Friday, November 16, 2012

Joshua Trees, Ice Age Sloths, Extinction, and Climate Change Today

With the end of the Ice Age, the giant Shasta ground sloth became extinct in our American Southwest deserts. This extinction happened as a result of the warming of the continent and invasion of humans into the land 13,000 years ago.  Today, the sloth is long gone, but the consequences of its extinction are still being seen to this day.  The Shasta ground sloth was intimately intertwined with every organism they ate, use, or associate with.  Of course, all organisms that inhabit this earth are intertwined in the same way with all the organisms they eat, use, and associate with both directly and indirectly.  This can be extended to show that all organisms are in one way or another connected.  If one organism is removed from an ecosystem, such as the ground sloth, every other part is affected and must adjust their life accordingly.

Unfortunately, not every organism is able to adjust to every change in an environment.  Such was the case of the Shasta ground sloth.  As the climate warmed, plants that inhabited the Southwestern deserts changed, changing the sloths food sources.  As food sources changed, the sloth could not adjust and as a result became extinct.  As a result, the plants and animals affected both directly and indirectly by the sloth had to adjust to "life after the sloth".  For example, the Joshua Tree was a major part of the sloths diet.  At first it may seem that extinction of something that is eating you might be a good thing.  At first, I could guess, the Joshua tree might have benefited greatly by the absence of a giant animal consuming it.  Long term however, the Joshua tree suffered greatly and continues to suffer to this day.  As the sloth ate the Joshua tree, of course this injured the plant.  However, as the sloth ate, it also consumed the Joshua tree seed which would pass all the way through the sloths digestive tract without being damaged.  Once passing though the sloths digestive tract the seed would find itself in a moist pile of fertilizer, which is an extremely ideal location to find yourself if you are a desert seed in desperate need of moisture and nutrients.  

With this association of the sloth and Joshua tree, the sloth benefited with food by eating the tree.  The
Joshua tree made a trade-off though, being damaged by the sloth as it was eaten, but benefiting from the sloth into the next generation.  The sloth aided the success of the Joshua Tree by likely aiding germination and by carrying the seeds to new locations up to ten miles away.  After the extinction, and up to the present day, only desert squirrels and packrats move Joshua tree seeds today, and only at a pace of about six feed per year.  As a result, the Joshua tree cannot adjust its range anywhere near as quickly as it could before and its range has been shrinking for over 10,000 years now.  How do we know all this?  Scientists in the Southwest have examined caves where sloth dung which tells us what the sloth ate.  Ancient packrat middens also have been examined which tell us where the Joshua tree was and when over the last 10,000 plus years.

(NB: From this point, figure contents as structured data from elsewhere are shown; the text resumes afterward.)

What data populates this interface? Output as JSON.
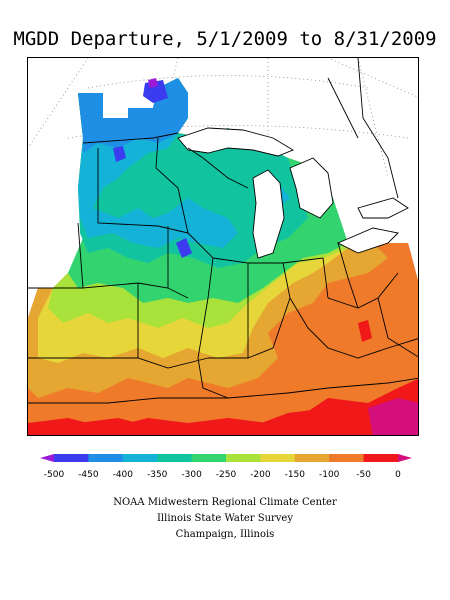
{
  "title": "MGDD Departure, 5/1/2009 to 8/31/2009",
  "legend": {
    "ticks": [
      "-500",
      "-450",
      "-400",
      "-350",
      "-300",
      "-250",
      "-200",
      "-150",
      "-100",
      "-50",
      "0"
    ],
    "colors": [
      "#9c1ad6",
      "#3b3bf0",
      "#1f8fe6",
      "#14b2d6",
      "#12c3a0",
      "#33d470",
      "#a8e23b",
      "#e6d63a",
      "#e6a632",
      "#ee7a2a",
      "#f01818",
      "#d40e7a"
    ]
  },
  "footer": {
    "line1": "NOAA Midwestern Regional Climate Center",
    "line2": "Illinois State Water Survey",
    "line3": "Champaign, Illinois"
  },
  "colors": {
    "deep_blue": "#3b3bf0",
    "blue": "#1f8fe6",
    "cyan": "#14b2d6",
    "teal": "#12c3a0",
    "green": "#33d470",
    "lime": "#a8e23b",
    "yellow": "#e6d63a",
    "gold": "#e6a632",
    "orange": "#ee7a2a",
    "red": "#f01818",
    "magenta": "#d40e7a"
  }
}
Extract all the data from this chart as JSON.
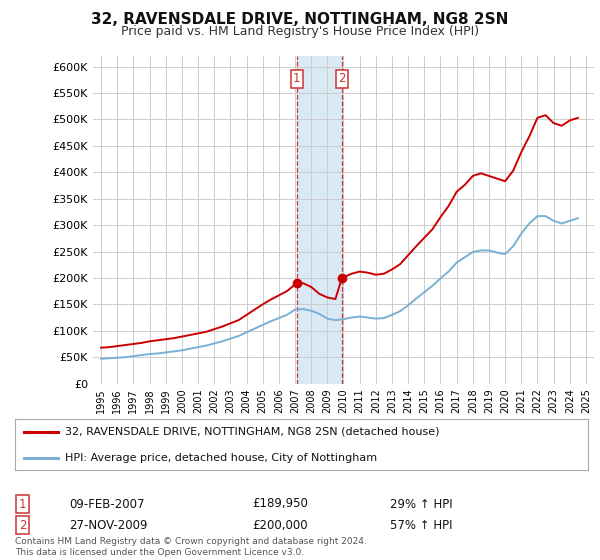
{
  "title": "32, RAVENSDALE DRIVE, NOTTINGHAM, NG8 2SN",
  "subtitle": "Price paid vs. HM Land Registry's House Price Index (HPI)",
  "background_color": "#ffffff",
  "plot_bg_color": "#ffffff",
  "grid_color": "#cccccc",
  "red_line_color": "#cc0000",
  "blue_line_color": "#7ab0d4",
  "highlight_fill": "#daeaf5",
  "marker1_x": 2007.1,
  "marker2_x": 2009.9,
  "marker1_y": 189950,
  "marker2_y": 200000,
  "ylim": [
    0,
    620000
  ],
  "xlim": [
    1994.5,
    2025.5
  ],
  "yticks": [
    0,
    50000,
    100000,
    150000,
    200000,
    250000,
    300000,
    350000,
    400000,
    450000,
    500000,
    550000,
    600000
  ],
  "ytick_labels": [
    "£0",
    "£50K",
    "£100K",
    "£150K",
    "£200K",
    "£250K",
    "£300K",
    "£350K",
    "£400K",
    "£450K",
    "£500K",
    "£550K",
    "£600K"
  ],
  "xtick_years": [
    1995,
    1996,
    1997,
    1998,
    1999,
    2000,
    2001,
    2002,
    2003,
    2004,
    2005,
    2006,
    2007,
    2008,
    2009,
    2010,
    2011,
    2012,
    2013,
    2014,
    2015,
    2016,
    2017,
    2018,
    2019,
    2020,
    2021,
    2022,
    2023,
    2024,
    2025
  ],
  "legend_label_red": "32, RAVENSDALE DRIVE, NOTTINGHAM, NG8 2SN (detached house)",
  "legend_label_blue": "HPI: Average price, detached house, City of Nottingham",
  "annotation1_label": "1",
  "annotation1_date": "09-FEB-2007",
  "annotation1_price": "£189,950",
  "annotation1_hpi": "29% ↑ HPI",
  "annotation2_label": "2",
  "annotation2_date": "27-NOV-2009",
  "annotation2_price": "£200,000",
  "annotation2_hpi": "57% ↑ HPI",
  "footer": "Contains HM Land Registry data © Crown copyright and database right 2024.\nThis data is licensed under the Open Government Licence v3.0.",
  "red_x": [
    1995.0,
    1995.5,
    1996.0,
    1996.5,
    1997.0,
    1997.5,
    1998.0,
    1998.5,
    1999.0,
    1999.5,
    2000.0,
    2000.5,
    2001.0,
    2001.5,
    2002.0,
    2002.5,
    2003.0,
    2003.5,
    2004.0,
    2004.5,
    2005.0,
    2005.5,
    2006.0,
    2006.5,
    2007.1,
    2007.5,
    2008.0,
    2008.5,
    2009.0,
    2009.5,
    2009.9,
    2010.5,
    2011.0,
    2011.5,
    2012.0,
    2012.5,
    2013.0,
    2013.5,
    2014.0,
    2014.5,
    2015.0,
    2015.5,
    2016.0,
    2016.5,
    2017.0,
    2017.5,
    2018.0,
    2018.5,
    2019.0,
    2019.5,
    2020.0,
    2020.5,
    2021.0,
    2021.5,
    2022.0,
    2022.5,
    2023.0,
    2023.5,
    2024.0,
    2024.5
  ],
  "red_y": [
    68000,
    69000,
    71000,
    73000,
    75000,
    77000,
    80000,
    82000,
    84000,
    86000,
    89000,
    92000,
    95000,
    98000,
    103000,
    108000,
    114000,
    120000,
    130000,
    140000,
    150000,
    159000,
    167000,
    175000,
    189950,
    190000,
    183000,
    170000,
    163000,
    160000,
    200000,
    208000,
    212000,
    210000,
    206000,
    208000,
    216000,
    226000,
    243000,
    260000,
    276000,
    292000,
    315000,
    336000,
    363000,
    376000,
    393000,
    398000,
    393000,
    388000,
    383000,
    403000,
    438000,
    468000,
    503000,
    508000,
    493000,
    488000,
    498000,
    503000
  ],
  "blue_x": [
    1995.0,
    1995.5,
    1996.0,
    1996.5,
    1997.0,
    1997.5,
    1998.0,
    1998.5,
    1999.0,
    1999.5,
    2000.0,
    2000.5,
    2001.0,
    2001.5,
    2002.0,
    2002.5,
    2003.0,
    2003.5,
    2004.0,
    2004.5,
    2005.0,
    2005.5,
    2006.0,
    2006.5,
    2007.0,
    2007.5,
    2008.0,
    2008.5,
    2009.0,
    2009.5,
    2010.0,
    2010.5,
    2011.0,
    2011.5,
    2012.0,
    2012.5,
    2013.0,
    2013.5,
    2014.0,
    2014.5,
    2015.0,
    2015.5,
    2016.0,
    2016.5,
    2017.0,
    2017.5,
    2018.0,
    2018.5,
    2019.0,
    2019.5,
    2020.0,
    2020.5,
    2021.0,
    2021.5,
    2022.0,
    2022.5,
    2023.0,
    2023.5,
    2024.0,
    2024.5
  ],
  "blue_y": [
    47000,
    48000,
    49000,
    50000,
    52000,
    54000,
    56000,
    57000,
    59000,
    61000,
    63000,
    66000,
    69000,
    72000,
    76000,
    80000,
    85000,
    90000,
    97000,
    104000,
    111000,
    118000,
    124000,
    130000,
    140000,
    141000,
    138000,
    132000,
    123000,
    120000,
    122000,
    125000,
    127000,
    125000,
    123000,
    124000,
    130000,
    137000,
    148000,
    161000,
    173000,
    185000,
    199000,
    212000,
    229000,
    239000,
    249000,
    252000,
    252000,
    248000,
    245000,
    260000,
    284000,
    303000,
    317000,
    317000,
    308000,
    303000,
    308000,
    313000
  ]
}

With the ability to only change their range six feet per year, the Joshua trees range will continue to shrink in coming decades.  Currently, the climate is warming far to fast for the Joshua tree to keep pace.  This does not mean however the Joshua tree will go extinct.  It will be able to survive in cooler high elevation locations.  As the range of the Joshua tree is reduced however, organisms dependent on it will have to adjust.  For example, many species of rodents are dependent on moisture from the tree during times of drought.  These organisms access water from the tree simply by chewing through the bark to access water.  With the trees gone however, there will be far less water available to support rodents.  And so we see the continued consequence of the extinction of the sloth.